Continuous B-epitope maps of cytochrome P450cam (CYP101) obtained by peptide scanning: correlation to spatial structure

Protein continuous B-epitopes can be revealed using short synthetic peptides that overlap a known protein sequence. Since the whole protein surface is considered to possess antigenic properties, a question that arises is whether a set of linear B-epitopes determined by peptide scanning correlates with a protein spatial structure. We have chosen cytochrome P450cam (CYP101) of Pseudomonas putida, with known 3D structure, as a template. Sera of two rabbits and antibody egg yolk preparations from three chickens were produced against the P450cam molecule. These polyclonals were analyzed separately in ELISA with 409 overlapping P450cam hexapeptides. The whole set of continuous antigenic sites of P450cam covered about 45% of the P450cam sequence. However, immunodominant sites (those revealed with more than 50% antibody preparations), the so-called "antigenic core," represent only 9% of the protein sequence.

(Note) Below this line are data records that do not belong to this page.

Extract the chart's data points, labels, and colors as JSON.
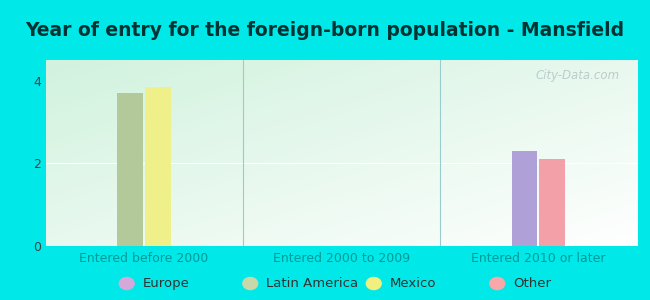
{
  "title": "Year of entry for the foreign-born population - Mansfield",
  "groups": [
    "Entered before 2000",
    "Entered 2000 to 2009",
    "Entered 2010 or later"
  ],
  "series": [
    "Europe",
    "Latin America",
    "Mexico",
    "Other"
  ],
  "series_colors": [
    "#b0a0d8",
    "#b3c99a",
    "#f0f08a",
    "#f4a0a8"
  ],
  "legend_colors": [
    "#d4a8d8",
    "#c8d8a8",
    "#f0f080",
    "#f8a8a8"
  ],
  "values": {
    "Europe": [
      0,
      0,
      2.3
    ],
    "Latin America": [
      3.7,
      0,
      0
    ],
    "Mexico": [
      3.85,
      0,
      0
    ],
    "Other": [
      0,
      0,
      2.1
    ]
  },
  "ylim": [
    0,
    4.5
  ],
  "yticks": [
    0,
    2,
    4
  ],
  "bar_width": 0.13,
  "background_color": "#00e8e8",
  "plot_bg_gradient_colors": [
    "#d8f0e0",
    "#ffffff"
  ],
  "title_color": "#003333",
  "title_fontsize": 13.5,
  "tick_fontsize": 9,
  "legend_fontsize": 9.5,
  "xticklabel_color": "#009999",
  "watermark": "City-Data.com",
  "watermark_color": "#bbcccc"
}
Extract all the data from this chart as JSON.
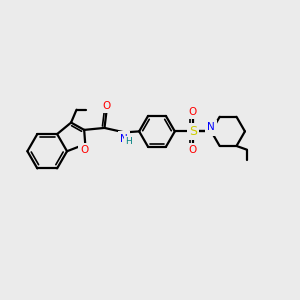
{
  "background_color": "#ebebeb",
  "bond_color": "#000000",
  "atom_colors": {
    "O": "#ff0000",
    "N": "#0000ff",
    "S": "#cccc00",
    "H": "#008080",
    "C": "#000000"
  },
  "figsize": [
    3.0,
    3.0
  ],
  "dpi": 100
}
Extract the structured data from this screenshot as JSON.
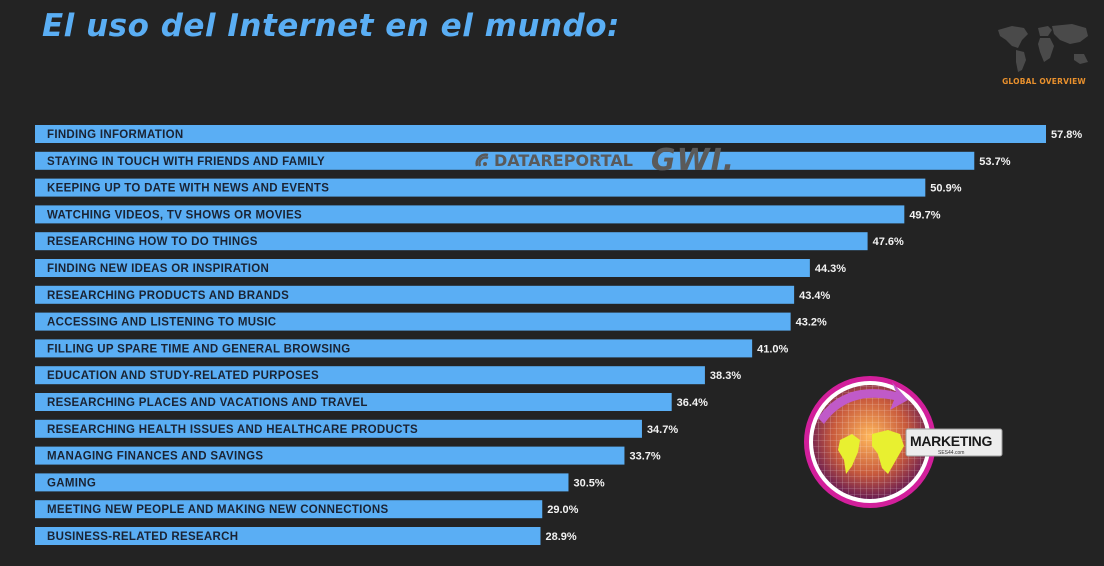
{
  "header": {
    "title": "El uso del Internet en el mundo:",
    "badge_label": "GLOBAL OVERVIEW"
  },
  "watermark": {
    "datareportal": "DATAREPORTAL",
    "gwi": "GWI."
  },
  "logo": {
    "word": "MARKETING",
    "sub": "SES44.com"
  },
  "colors": {
    "bar": "#5aaef4",
    "value_text": "#f2f2f2",
    "accent": "#e8902d"
  },
  "chart_data": {
    "type": "bar",
    "orientation": "horizontal",
    "categories": [
      "FINDING INFORMATION",
      "STAYING IN TOUCH WITH FRIENDS AND FAMILY",
      "KEEPING UP TO DATE WITH NEWS AND EVENTS",
      "WATCHING VIDEOS, TV SHOWS OR MOVIES",
      "RESEARCHING HOW TO DO THINGS",
      "FINDING NEW IDEAS OR INSPIRATION",
      "RESEARCHING PRODUCTS AND BRANDS",
      "ACCESSING AND LISTENING TO MUSIC",
      "FILLING UP SPARE TIME AND GENERAL BROWSING",
      "EDUCATION AND STUDY-RELATED PURPOSES",
      "RESEARCHING PLACES AND VACATIONS AND TRAVEL",
      "RESEARCHING HEALTH ISSUES AND HEALTHCARE PRODUCTS",
      "MANAGING FINANCES AND SAVINGS",
      "GAMING",
      "MEETING NEW PEOPLE AND MAKING NEW CONNECTIONS",
      "BUSINESS-RELATED RESEARCH"
    ],
    "values": [
      57.8,
      53.7,
      50.9,
      49.7,
      47.6,
      44.3,
      43.4,
      43.2,
      41.0,
      38.3,
      36.4,
      34.7,
      33.7,
      30.5,
      29.0,
      28.9
    ],
    "value_labels": [
      "57.8%",
      "53.7%",
      "50.9%",
      "49.7%",
      "47.6%",
      "44.3%",
      "43.4%",
      "43.2%",
      "41.0%",
      "38.3%",
      "36.4%",
      "34.7%",
      "33.7%",
      "30.5%",
      "29.0%",
      "28.9%"
    ],
    "title": "El uso del Internet en el mundo:",
    "xlabel": "",
    "ylabel": "",
    "xlim": [
      0,
      57.8
    ],
    "grid": false,
    "legend": "none"
  }
}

While the amount of water-accessible residues in the total antigenic map (42%) was close to that in the whole native P450cam molecule (39%), the amount of water-accessible residues in the antigenic core was significantly higher (64%). These results led to the conclusion that antigenic core epitopes can be associated to the molecular surface, whereas epitopes with low detection frequency may partly correspond to unfolded regions of the protein molecule.